此刻的沈若瑜竟有些破罐子破摔的沖動,謝懷璋為刀俎,她為魚肉,若他真要在迎親之時用一些小伎倆給她點顔色看看,她也認了。
大不了玉石俱焚,既然她成了太子妃,她的顔面自然亦代表着東宮的顔面,若謝懷璋不讓她好過,那她自然也會回贈謝懷璋一份“大禮”。
沈若瑜硬着頭皮将自己的手緩緩放了上去,謝懷璋的手指修長而有力,指節分明,許是由于常年習武的緣故,指腹和掌心上還帶着薄繭,這些薄繭碰到她的手心,癢酥酥的。
謝懷璋牽起沈若瑜的手,他的力度恰到好處,既不讓她感到約束,但又領着她随着自己的節奏緩緩前行。
沈若瑜被喜蓋罩着,她身子緊繃,目不轉睛地注視着自己腳下的路,生怕下一瞬謝懷璋便暗算了她。
殊不知,在衆人看來,太子與太子妃一路上并肩而行,步履一緻,又皆着龍鳳喜服,就連喜服上的每一條褶皺、每一枚花紋都如此登對,可謂是珠聯璧合,佳偶天成。
是以,當謝懷璋優雅地揭起珠簾,将沈若瑜穩穩地攙扶了上富麗堂皇的辂車,沈若瑜都有不真實之感。
随後,沈若瑜又聽聞這位太子殿下嚴肅地同沈相說道:“還請嶽父放心,孤定會對太子妃珍之重之。
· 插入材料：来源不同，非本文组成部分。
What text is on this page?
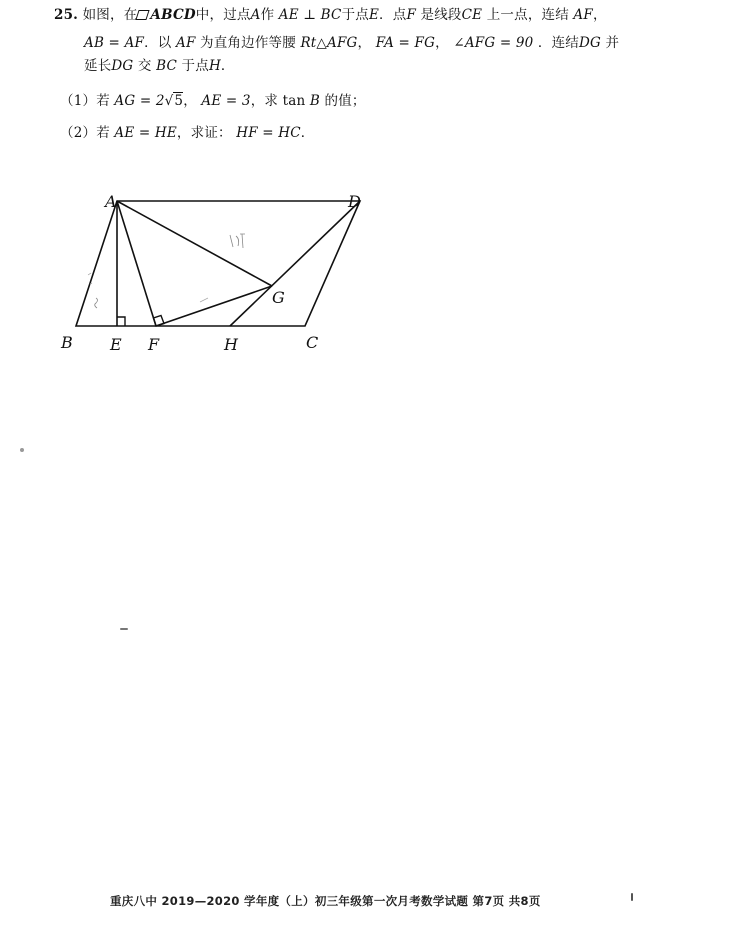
25. 如图，在 ABCD中，过点A作 AE ⊥ BC于点E．点F 是线段CE 上一点，连结 AF，
AB = AF．以 AF 为直角边作等腰 Rt△AFG， FA = FG， ∠AFG = 90 ．连结DG 并
延长DG 交 BC 于点H．
（1）若 AG = 2√5， AE = 3，求 tan B 的值；
（2）若 AE = HE，求证： HF = HC．
A	D
G
B E F	H	C
重庆八中 2019—2020 学年度（上）初三年级第一次月考数学试题 第7页 共8页
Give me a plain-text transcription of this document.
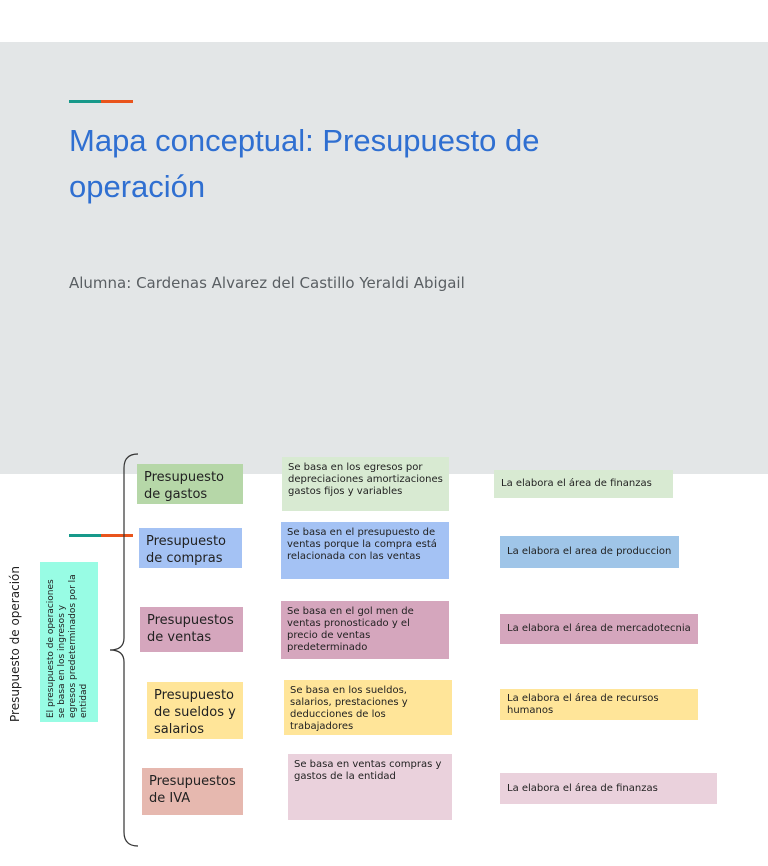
Mapa conceptual: Presupuesto de operación
Alumna: Cardenas Alvarez del Castillo Yeraldi Abigail
Presupuesto de operación	El presupuesto de operaciones se basa en los ingresos y egresos predeterminados por la entidad
Presupuesto de gastos
Se basa en los egresos por depreciaciones amortizaciones gastos fijos y variables
La elabora el área de finanzas
Presupuesto de compras
Se basa en el presupuesto de ventas porque la compra está relacionada con las ventas	La elabora el area de produccion
Presupuestos de ventas
Se basa en el gol men de ventas pronosticado y el precio de ventas predeterminado
La elabora el área de mercadotecnia
Presupuesto de sueldos y salarios
Se basa en los sueldos, salarios, prestaciones y deducciones de los trabajadores
La elabora el área de recursos humanos
Presupuestos de IVA
Se basa en ventas compras y gastos de la entidad
La elabora el área de finanzas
”
此話一出,周遭登時引起極大的震動,君子一諾重若千鈞,太子殿下能在衆目睽睽之下許下這般諾言,可見其對太子妃的愛重。
而沈若瑜坐在辂車内,更是瞪大了眼睛,她将龍鳳蓋頭一把掀了起來,仿佛聽到甚麼駭人聽聞的事一般。
這謝懷璋在說甚麼胡話!怕不是真的摔壞了腦子?
然而很快她便冷靜了下來,謝懷璋向來極重顔面,自然會在衆人面前維護自己端方持重的太子形象,但若是私底下,那就不一定了。
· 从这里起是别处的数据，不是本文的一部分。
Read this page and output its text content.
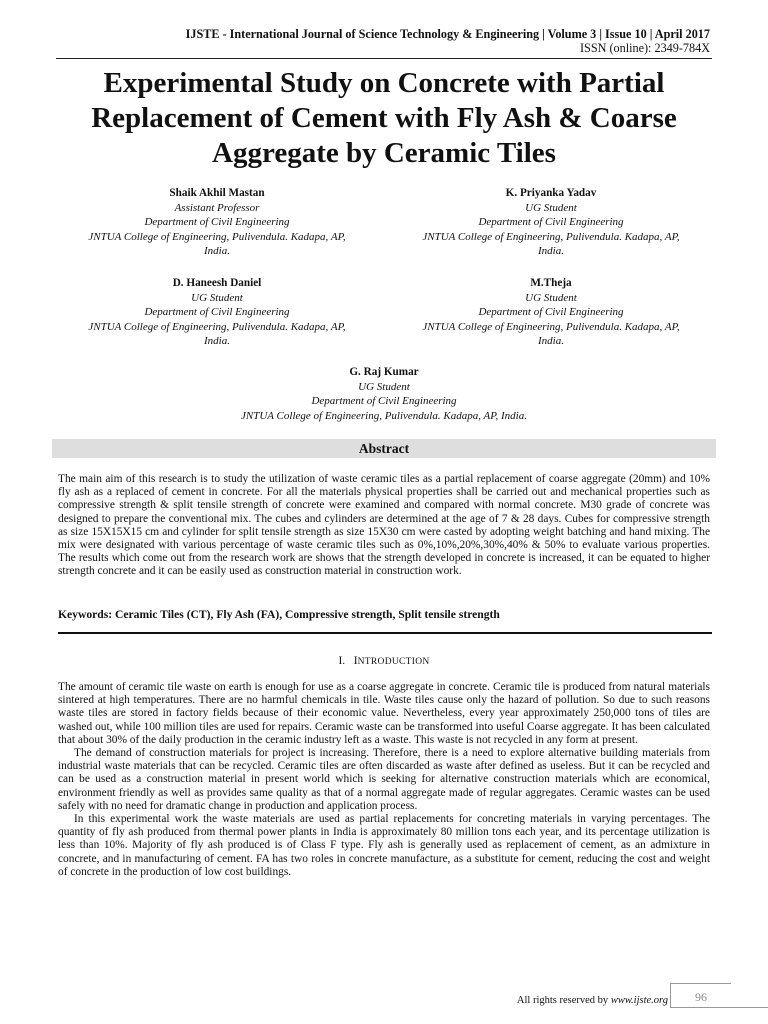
IJSTE - International Journal of Science Technology & Engineering | Volume 3 | Issue 10 | April 2017
ISSN (online): 2349-784X
Experimental Study on Concrete with Partial Replacement of Cement with Fly Ash & Coarse Aggregate by Ceramic Tiles
Shaik Akhil Mastan
Assistant Professor
Department of Civil Engineering
JNTUA College of Engineering, Pulivendula. Kadapa, AP,
India.
K. Priyanka Yadav
UG Student
Department of Civil Engineering
JNTUA College of Engineering, Pulivendula. Kadapa, AP,
India.
D. Haneesh Daniel
UG Student
Department of Civil Engineering
JNTUA College of Engineering, Pulivendula. Kadapa, AP,
India.
M.Theja
UG Student
Department of Civil Engineering
JNTUA College of Engineering, Pulivendula. Kadapa, AP,
India.
G. Raj Kumar
UG Student
Department of Civil Engineering
JNTUA College of Engineering, Pulivendula. Kadapa, AP, India.
Abstract

The main aim of this research is to study the utilization of waste ceramic tiles as a partial replacement of coarse aggregate (20mm) and 10% fly ash as a replaced of cement in concrete. For all the materials physical properties shall be carried out and mechanical properties such as compressive strength & split tensile strength of concrete were examined and compared with normal concrete. M30 grade of concrete was designed to prepare the conventional mix. The cubes and cylinders are determined at the age of 7 & 28 days. Cubes for compressive strength as size 15X15X15 cm and cylinder for split tensile strength as size 15X30 cm were casted by adopting weight batching and hand mixing. The mix were designated with various percentage of waste ceramic tiles such as 0%,10%,20%,30%,40% & 50% to evaluate various properties. The results which come out from the research work are shows that the strength developed in concrete is increased, it can be equated to higher strength concrete and it can be easily used as construction material in construction work.

Keywords: Ceramic Tiles (CT), Fly Ash (FA), Compressive strength, Split tensile strength
I. INTRODUCTION

The amount of ceramic tile waste on earth is enough for use as a coarse aggregate in concrete. Ceramic tile is produced from natural materials sintered at high temperatures. There are no harmful chemicals in tile. Waste tiles cause only the hazard of pollution. So due to such reasons waste tiles are stored in factory fields because of their economic value. Nevertheless, every year approximately 250,000 tons of tiles are washed out, while 100 million tiles are used for repairs. Ceramic waste can be transformed into useful Coarse aggregate. It has been calculated that about 30% of the daily production in the ceramic industry left as a waste. This waste is not recycled in any form at present.

The demand of construction materials for project is increasing. Therefore, there is a need to explore alternative building materials from industrial waste materials that can be recycled. Ceramic tiles are often discarded as waste after defined as useless. But it can be recycled and can be used as a construction material in present world which is seeking for alternative construction materials which are economical, environment friendly as well as provides same quality as that of a normal aggregate made of regular aggregates. Ceramic wastes can be used safely with no need for dramatic change in production and application process.

In this experimental work the waste materials are used as partial replacements for concreting materials in varying percentages. The quantity of fly ash produced from thermal power plants in India is approximately 80 million tons each year, and its percentage utilization is less than 10%. Majority of fly ash produced is of Class F type. Fly ash is generally used as replacement of cement, as an admixture in concrete, and in manufacturing of cement. FA has two roles in concrete manufacture, as a substitute for cement, reducing the cost and weight of concrete in the production of low cost buildings.

All rights reserved by www.ijste.org	96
畢竟,謝懷璋獨自同她相處時,說他是個斯文敗類也不為過。
珠簾響動,沈若瑜急忙将喜蓋蓋回自己頭上,她能清晰地感受到謝懷璋坐在了他的旁邊。
辂車駛向東宮,沈若瑜靜靜等待着這場風暴的來臨,腦海中不斷閃過應對謝懷璋的各種言語,然而,謝懷璋對她置若罔聞,對她不聞不問,好似她不存在一般。
沈若瑜困惑不已,謝懷璋竟如此能忍?
那她亦忍着便是!誰會平白無故給自己找不痛快?
直到,辂車四周響起兵刃相接的聲音,人群霎時間喧嚷起來,有侍衛高喝:“刺客突襲,護駕!”
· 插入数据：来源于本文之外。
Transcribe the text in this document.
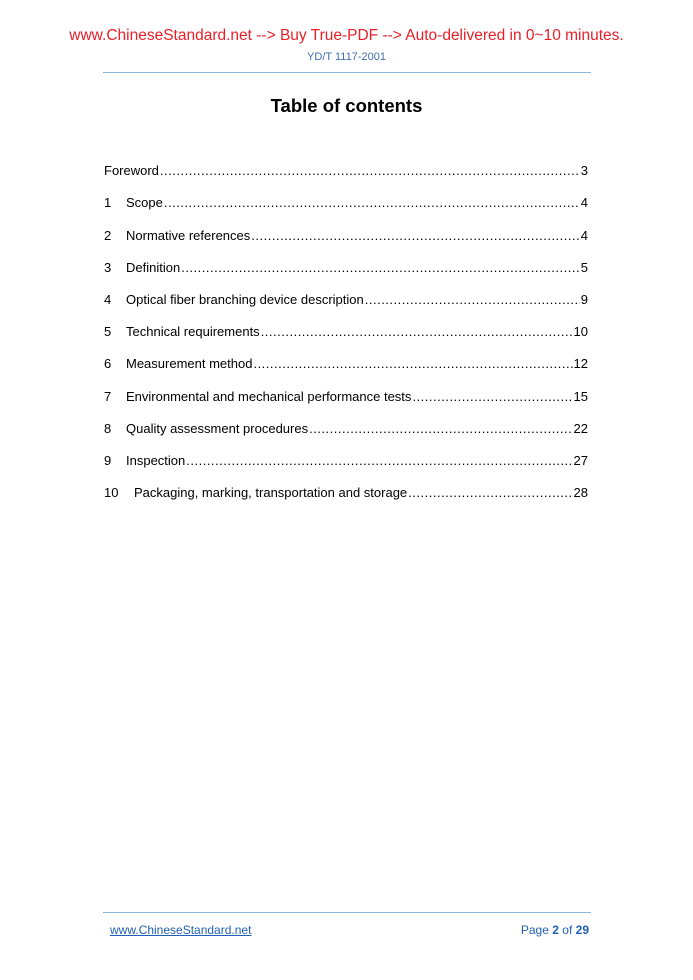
www.ChineseStandard.net --> Buy True-PDF --> Auto-delivered in 0~10 minutes.
YD/T 1117-2001
Table of contents
Foreword .....	3
1	Scope .....	4
2	Normative references .....	4
3	Definition .....	5
4	Optical fiber branching device description .....	9
5	Technical requirements .....	10
6	Measurement method .....	12
7	Environmental and mechanical performance tests .....	15
8	Quality assessment procedures .....	22
9	Inspection .....	27
10	Packaging, marking, transportation and storage .....	28
www.ChineseStandard.net	Page 2 of 29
沈若瑜一驚,謝懷璋不愧是個掃把星,她怎麼總是被他拉進遇刺的漩渦?
危急之中,她再也按捺不住,毫不猶豫地掀起了蓋頭,保命要緊!
龍鳳喜蓋掉落,沈若瑜徑直對上了謝懷璋那雙銳利的眼。
就在這時,隻聽“砰”的一聲,竟有一支離弦的箭穿過車簾,飛馳而來。
謝懷璋眼睛微眯,他恰時緊緊攥住沈若瑜的手,将她毫不猶豫地拉到了跟前,嗓音好似與外邊兵器碰撞的聲音融為一體,帶着些許寒意,卻又帶着隐隐約約地揶揄:“孤曾對太子妃舍身相護,不如此刻,你亦為孤擋上一箭?”